We have so many people in our lives who have offered support, guidance, and relief through this journey and we are forever thankful for each of you. Some of you may never know how much of a difference you have made in our lives.

I am also thankful to be married to a wonderful man who is always ready with a smile, a hearty laugh and enough love to feed my soul.

June 05, 2012

Next month Evan gets his dog!

We can officially say that Evan will get his dog next month! Evan is getting really excited! Pretty soon he'll have a furry friend at his side.

May 16, 2012

Changes Coming!

Two months from today we will be in Ohio, ready to meet the newest member our our family, Evan's service dog. We don't know the name or even if it's a male or a female, but none of that matters. What does matter is that Evan's dog will change our lives. Some things will be harder, but many things will be so much better. Evan is having seizures in his sleep and that means he sleeps in our bed. Since he goes to sleep earlier than Rob and I, we check in on him obsessively before we go to bed. Going to bed and going to sleep don't really mean the same thing in our house. Rob and I sleep, but not well. My mind is open to the new experiences of having a service dog and I know it ill help us in ways we aren't even aware of yet. Let the countdown begin!

February 20, 2012

EEG in Long Island

Evan is having a multi-day ambulatory EEG at Cohen's Children's Hospital in Long Island. This is the first time he's had an ambulatory EEG and it has meant that he is not in a hospital and is free to move around.

In the wee hours of the morning before we got to NY Evan had one of his typical seizures so as we drive up to NY we figured this trip wouldn't give us a lot of info unless something is going on that we aren't seeing.

Last night Evan surprised us with a seizure on the last night of his EEG. I hate the seizures but I'm glad we finally caught one for his doctor to look at -- I just hope the machine is working and all the leads are still connected! The down side is that this seizure was only four days after the last one and we don't want to see them happen more frequently.

We've been staying at the Ronald McDonald House of Long Island and last night they gave us tickets to see the Globetrotters and meet a few of the players before the game! It was amazing! We didn't have anything for them to sign so Evan had them sign his EEG cap!

February 07, 2012

Seizure Watch

Life with epilepsy is complex to say the least. We chase after freedom from seizures for Evan, trying different medications, enduring different tests, wishing on stars and praying to a God that remains static.

It's been 14 days since Evan's last seizure and this is longer than usual. These longer periods of time between seizures used to offer relief and hope but now those feelings are all too often tainted with fear and anxiety.

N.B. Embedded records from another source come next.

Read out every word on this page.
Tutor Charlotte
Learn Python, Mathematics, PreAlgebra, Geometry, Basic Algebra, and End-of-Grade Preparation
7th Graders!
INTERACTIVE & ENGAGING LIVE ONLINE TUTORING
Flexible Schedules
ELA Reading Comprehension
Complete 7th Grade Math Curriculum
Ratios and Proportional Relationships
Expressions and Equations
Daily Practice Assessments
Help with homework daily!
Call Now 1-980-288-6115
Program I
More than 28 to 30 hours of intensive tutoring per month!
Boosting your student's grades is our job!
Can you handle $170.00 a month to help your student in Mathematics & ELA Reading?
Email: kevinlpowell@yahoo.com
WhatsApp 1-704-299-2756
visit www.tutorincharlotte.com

I'm next to Evan in the dark, watching him sleep, listening to him breathe. I don't know if he'll have a seizure tonight but I don't want to sleep too soundly in case he does.

I'm tired of the epilepsy routine that has taken over so much of our lives. I'm not sure what we should be doing differently but I think we need to figure that out before it starts to take a toll on Evan.

January 17, 2012

If Evan Could Change One Thing...

Tonight at dinner the kids were talking about their lives and Aria said, "I'm pretty happy with my life and there is very little I could change to make it better, very little!"

Then Evan said, "Me too. If I could change one thing to make my life better..." I'm thinking he'll say Pokemon cards, DS games, iPod, etc. and then he looks at me and says, "and maybe you can help with this mom. The one thing that would make my life better is no more seizures."

That one little sentence shows the irony of the lives we are living. Evan trusts us and believes in us and our ability to fix the problems in his life and yet if this is his one wish, we let him down every time.

When he was little I used to think it would be easier when he'd be able to talk about his seizures and what it's like to live with epilepsy but I was wrong. Being more informed is better in many ways, but never easier.